Every smooth manifold $M$ admits a Morse exhaustion function. One way to prove this is first to find a proper embedding of $M$ into $\mathbb R^N$ for some $N$ (which exists by the Whitney embedding theorem), so we can consider $M$ to be a closed submanifold of $\mathbb R^N$. Then use the fact that for almost every $v\in\mathbb R^N$, the function $f\colon \mathbb R^N\to\mathbb R$ given by $f(x) = |x-v|^2$ restricts to Morse exhaustion function on $M$. (This is proved, for example, in Corollary 1.25 of Nicolaescu's An Invitation to Morse Theory.)

In the example of $M=\mathbb R^2 \smallsetminus \lbrace(0,0)\rbrace$, we can first embed $M$ into $\mathbb R^3$ by the map $$ (x,y) \mapsto \left( \log r, \frac{x}{r}, \frac{y}{r}\right), $$ where $r = \sqrt{x^2 + y^2}$. (The image of this embedding is the unit cylinder around the $x$-axis.) Then we can take $f\colon M\to \mathbb R$ to be the square of the distance to the point $(0,0,-1)$. Specifically, in terms of the original $(x,y)$ coordinates on $M$, this is $$ f(x,y) = (\log r)^2 + \left(\frac{x}{r}\right)^2 + \left( \frac{y}{r} + 1\right)^2 = (\log r)^2 + \frac{2y}{r} + 2. $$ This has two critical points: $(0,-1)$ is an absolute minimum, and $(0,1)$ is a saddle point.

You can visualize the level sets by looking at the intersection of the cylinder with spheres centered at $(0,0,-1)$. When the radius of the sphere is small, the intersection is just a simple closed curve in the bottom half of the cylinder. When the radius becomes larger than $2$, the intersection becomes two simple closed curves. As the radius gets very large, these two curves get closer and closer to vertical circles far out along the cylinder.

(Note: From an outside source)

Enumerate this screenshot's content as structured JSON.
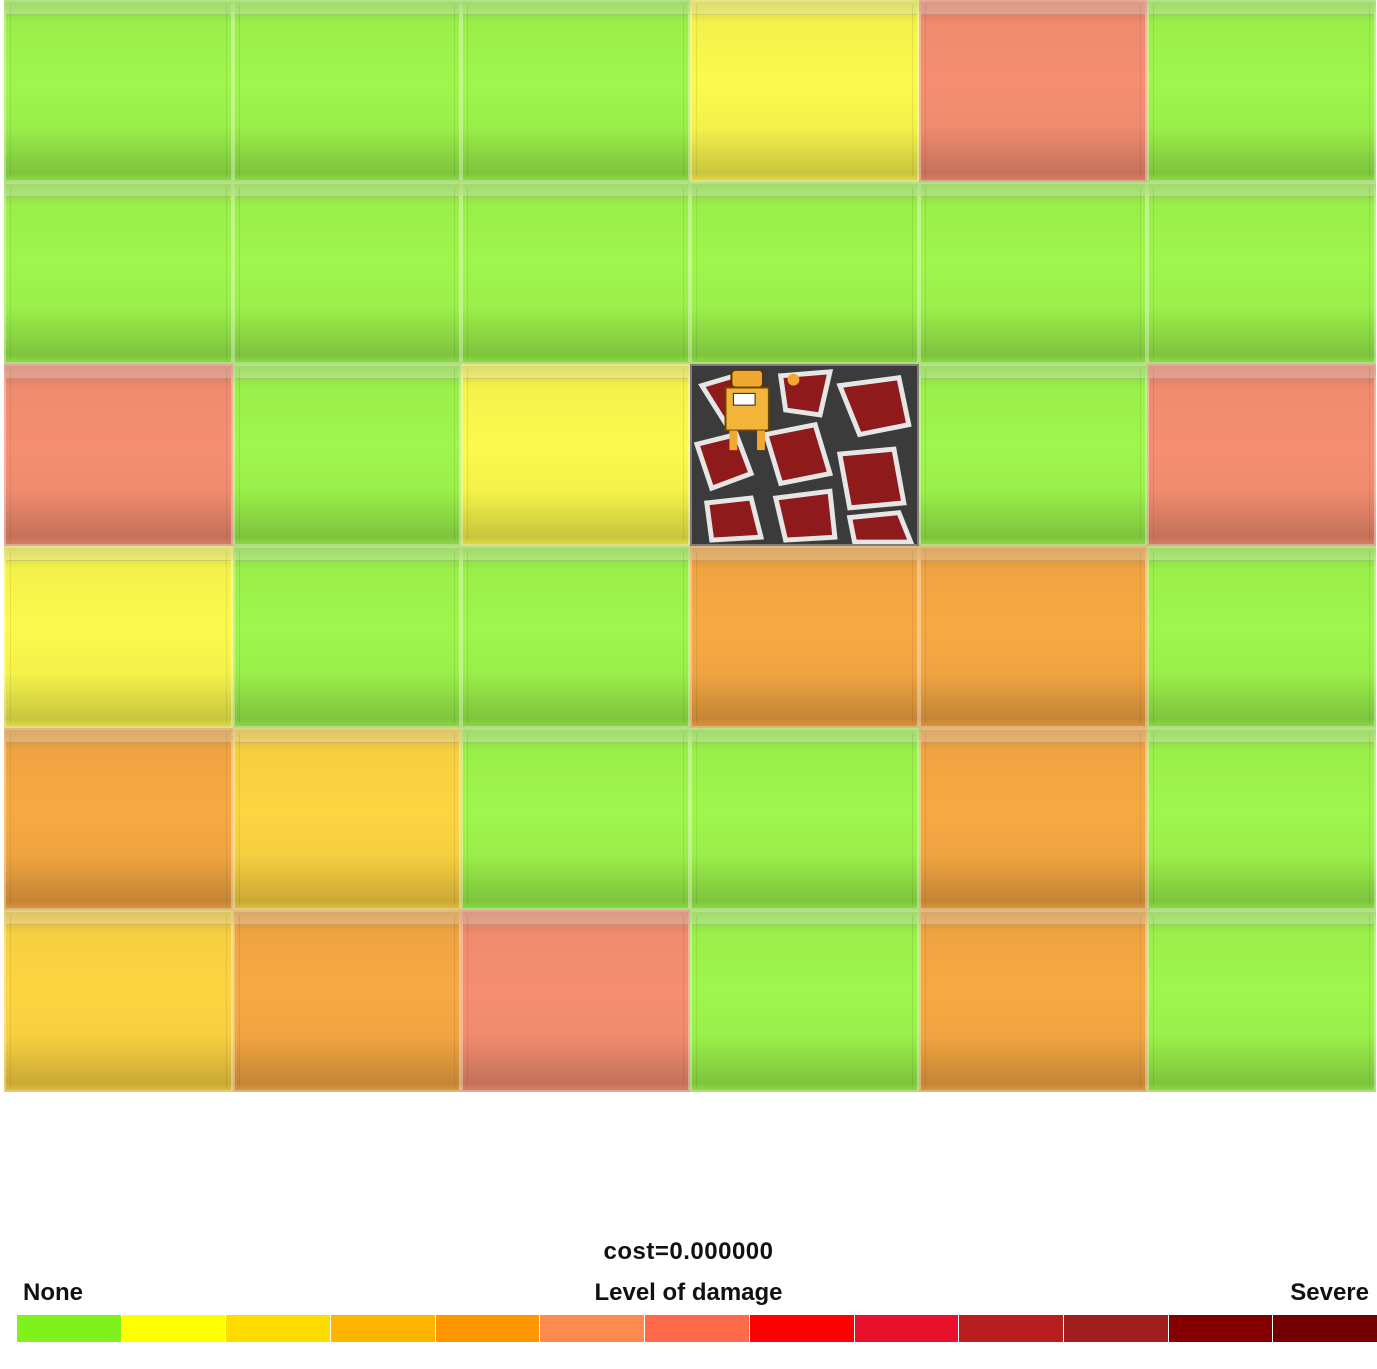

One problem with your attempt to understand intuitively what's going on here ("what would be the set of critical points of a Morse exhaustion function on the punctured plane?") is that you seem to be thinking that the critical points depend only on the manifold. But in fact, the critical points depend very heavily on what Morse function you choose. In fact, it's not hard to show in the case of the example above that given any two distinct points of $M$, there's a Morse exhaustion function whose critical points are exactly those two points. And you can get more critical points by smoothly deforming the embedding in $\mathbb R^3$ so that the distance function has lots of local maxima and local minima.

Answer 2

The problem with your example is that the punctured torus(or Plane) is no compact. The statement describing the topology of level set depend on those facts. For example important theorem fails:

Suppose $f$ is a smooth real-valued function on $M$ and $p$ is a non-degenerate critical point of $f$ of index $\gamma$, and that $f(p) = q$. Suppose $f^{−1}[q − \varepsilon, q + \varepsilon]$ is compact and contains no critical points besides $p$. Then $M^{q+\varepsilon}$ is homotopy equivalent to $M^{q−\varepsilon}$ with a $\gamma$-cell attached.

and another one

Suppose $f$ is a smooth real-valued function on $M$, $a < b$, $f^{−1}[a, b]$ is compact, and there are no critical values between $a$ and $b$. Then $M^a$ is diffeomorphic to $M^b$, and $M^b$ deformation retracts onto $M^a$.

This means that when $M$ is compact morse theory have powerful tools to describe the topology of the level sets of $M$. In your case $f^{-1}[-\varepsilon,\varepsilon]$ is not compact if the plane is the $xz$ plane in $\mathbb{R}^3$.